= Volker Schumpelick =

German surgeon and researcher (1944–2022)

Volker Schumpelick (October 12, 1944 – January 17, 2022) was a German professor and researcher.

==Early life and education==
Schumpelick born in Jena, Germany. He was the third of five children born to a family of physicians. He spent his childhood in Hamburg and began his medical studies in 1965 at universities in Munich and Berlin. He completed his medical degree in 1970 after training in Hamburg, Göttingen, and New York. Schumpelick started his surgical training at the University Medical Center Hamburg-Eppendorf under Hans Wilhelm Schreiber.

==Career==
In his early academic career, Schumpelick received the Kurt-Hartwig-Siemers Scholarship (1976) and the Martini Award (1978) for his scientific work. His habilitation thesis was on the surgical treatment of gastro-duodenal stress ulcers. In 1985, he became the head of the Department of Surgery at the University Hospital (RWTH) in Aachen, making him the youngest professor to hold this position.
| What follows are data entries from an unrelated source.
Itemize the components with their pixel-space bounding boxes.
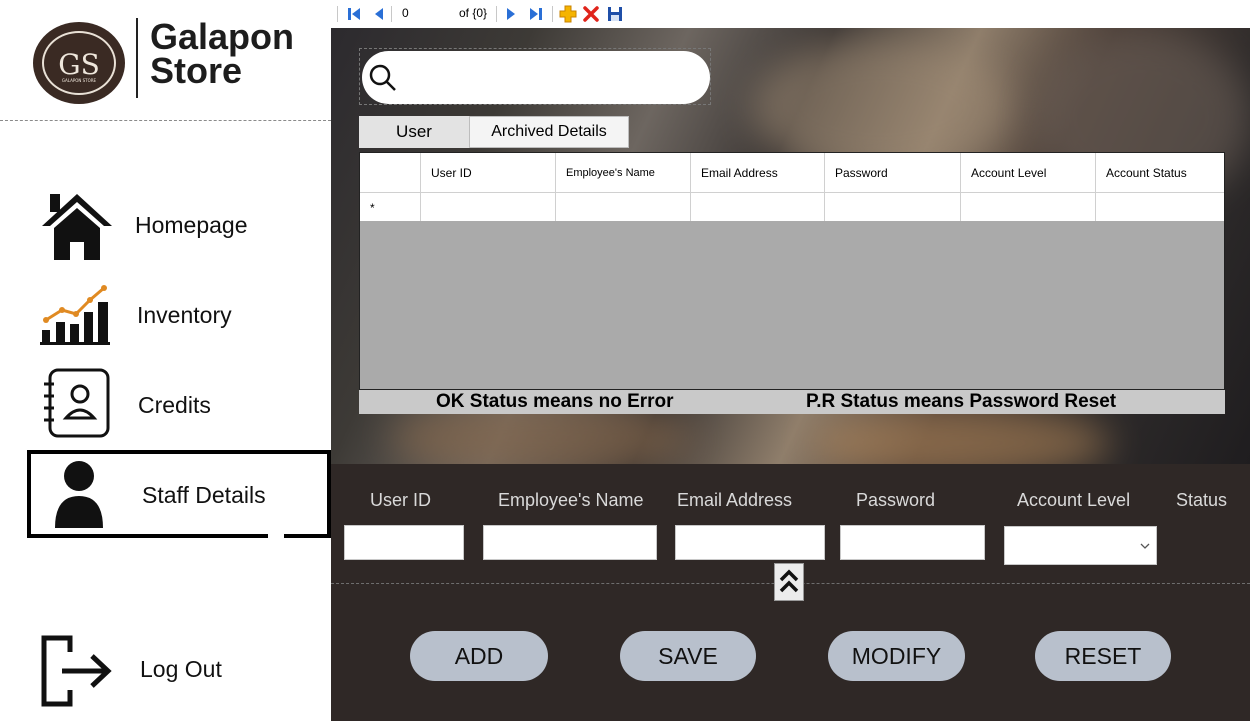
toolbar-separator bbox=[496, 6, 497, 22]
account-level-select[interactable] bbox=[1004, 526, 1157, 565]
email-field[interactable] bbox=[675, 525, 825, 560]
add-new-icon[interactable] bbox=[559, 4, 577, 24]
sidebar-divider bbox=[0, 120, 331, 121]
chart-icon bbox=[40, 285, 110, 345]
column-header-user-id[interactable]: User ID bbox=[420, 153, 555, 193]
search-icon bbox=[369, 64, 396, 91]
double-chevron-up-icon bbox=[779, 569, 799, 593]
logo: GS GALAPON STORE bbox=[33, 22, 125, 104]
user-id-field[interactable] bbox=[344, 525, 464, 560]
position-item[interactable]: 0 bbox=[402, 6, 409, 20]
sidebar: GS GALAPON STORE Galapon Store Homepage bbox=[0, 0, 331, 721]
logo-divider bbox=[136, 18, 138, 98]
label-user-id: User ID bbox=[370, 490, 432, 510]
save-button[interactable]: SAVE bbox=[620, 631, 756, 681]
label-status: Status bbox=[1176, 490, 1228, 510]
status-legend: OK Status means no Error P.R Status mean… bbox=[359, 390, 1225, 414]
search-container bbox=[359, 48, 711, 105]
column-header-employee-name[interactable]: Employee's Name bbox=[555, 153, 690, 193]
column-header-account-status[interactable]: Account Status bbox=[1095, 153, 1224, 193]
label-email-address: Email Address bbox=[677, 490, 793, 510]
tab-user[interactable]: User bbox=[359, 116, 469, 148]
save-icon[interactable] bbox=[607, 4, 623, 24]
reset-button[interactable]: RESET bbox=[1035, 631, 1171, 681]
employee-name-field[interactable] bbox=[483, 525, 657, 560]
move-next-icon[interactable] bbox=[503, 4, 519, 24]
sidebar-item-staff-details[interactable]: Staff Details bbox=[27, 450, 331, 538]
brand-line-1: Galapon bbox=[150, 16, 295, 57]
table-row[interactable]: * bbox=[360, 193, 1224, 221]
selection-gap bbox=[268, 532, 284, 540]
sidebar-item-label: Log Out bbox=[140, 656, 222, 682]
table-cell[interactable] bbox=[420, 193, 555, 221]
pr-status-note: P.R Status means Password Reset bbox=[806, 391, 1117, 412]
contact-book-icon bbox=[44, 368, 110, 438]
logout-icon bbox=[41, 635, 112, 707]
brand-line-2: Store bbox=[150, 50, 243, 91]
sidebar-item-label: Credits bbox=[138, 392, 211, 418]
password-field[interactable] bbox=[840, 525, 985, 560]
move-previous-icon[interactable] bbox=[371, 4, 387, 24]
main-content: 0 of {0} User Archived Details User ID E… bbox=[331, 0, 1250, 721]
move-first-icon[interactable] bbox=[346, 4, 362, 24]
table-cell[interactable] bbox=[690, 193, 824, 221]
sidebar-item-label: Homepage bbox=[135, 212, 248, 238]
delete-icon[interactable] bbox=[582, 4, 600, 24]
table-cell[interactable] bbox=[555, 193, 690, 221]
logo-subtext: GALAPON STORE bbox=[62, 78, 97, 83]
collapse-button[interactable] bbox=[774, 563, 804, 601]
count-item: of {0} bbox=[459, 6, 488, 20]
toolbar-separator bbox=[391, 6, 392, 22]
sidebar-item-label: Inventory bbox=[137, 302, 232, 328]
chevron-down-icon bbox=[1140, 543, 1150, 549]
label-password: Password bbox=[856, 490, 936, 510]
sidebar-item-label: Staff Details bbox=[142, 482, 266, 508]
entry-form-panel: User ID Employee's Name Email Address Pa… bbox=[331, 464, 1250, 721]
tab-archived-details[interactable]: Archived Details bbox=[469, 116, 629, 148]
column-header-account-level[interactable]: Account Level bbox=[960, 153, 1095, 193]
logo-monogram-icon: GS GALAPON STORE bbox=[58, 48, 100, 83]
table-cell[interactable] bbox=[960, 193, 1095, 221]
home-icon bbox=[42, 194, 112, 260]
background-blur bbox=[811, 408, 1111, 464]
label-employee-name: Employee's Name bbox=[498, 490, 644, 510]
label-account-level: Account Level bbox=[1017, 490, 1131, 510]
table-cell[interactable] bbox=[824, 193, 960, 221]
add-button[interactable]: ADD bbox=[410, 631, 548, 681]
logo-initials: GS bbox=[58, 48, 100, 81]
search-input[interactable] bbox=[362, 51, 710, 104]
grid-header: User ID Employee's Name Email Address Pa… bbox=[360, 153, 1224, 193]
background-image-panel: User Archived Details User ID Employee's… bbox=[331, 28, 1250, 464]
user-icon bbox=[55, 461, 103, 528]
sidebar-item-logout[interactable]: Log Out bbox=[0, 630, 331, 707]
toolbar-grip bbox=[337, 6, 338, 22]
column-header-email[interactable]: Email Address bbox=[690, 153, 824, 193]
user-data-grid[interactable]: User ID Employee's Name Email Address Pa… bbox=[359, 152, 1225, 390]
move-last-icon[interactable] bbox=[528, 4, 544, 24]
table-cell[interactable] bbox=[1095, 193, 1224, 221]
brand-name: Galapon Store bbox=[150, 16, 295, 91]
ok-status-note: OK Status means no Error bbox=[436, 391, 674, 412]
modify-button[interactable]: MODIFY bbox=[828, 631, 965, 681]
sidebar-item-homepage[interactable]: Homepage bbox=[0, 188, 331, 262]
column-header-password[interactable]: Password bbox=[824, 153, 960, 193]
sidebar-item-credits[interactable]: Credits bbox=[0, 368, 331, 442]
toolbar-separator bbox=[552, 6, 553, 22]
sidebar-item-inventory[interactable]: Inventory bbox=[0, 280, 331, 354]
binding-navigator: 0 of {0} bbox=[331, 0, 1250, 28]
new-row-marker: * bbox=[370, 201, 375, 215]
Although initially not focused on hernia, Schumpelick later made significant contributions to its study. He popularized the Shouldice technique in Germany and wrote a textbook on hernia in 1987. His work led to the Schumpelick classification for inguinal hernias, which influenced the European Hernia Society (EHS) classification system. In 1994, he initiated the first international hernia meeting in St. Moritz, which eventually led to the formation of the World Hernia Society.

During the 1990s, Schumpelick focused on the use of synthetic meshes in hernia repair and pioneered the "Light Weight Mesh Concept."

In 2001, Schumpelick founded the German Hernia Society, which became the largest national chapter of the EHS under his guidance. He served as the president of the EHS from 2013 to 2016 and organized the 4th International Hernia Congress in Berlin in 2009.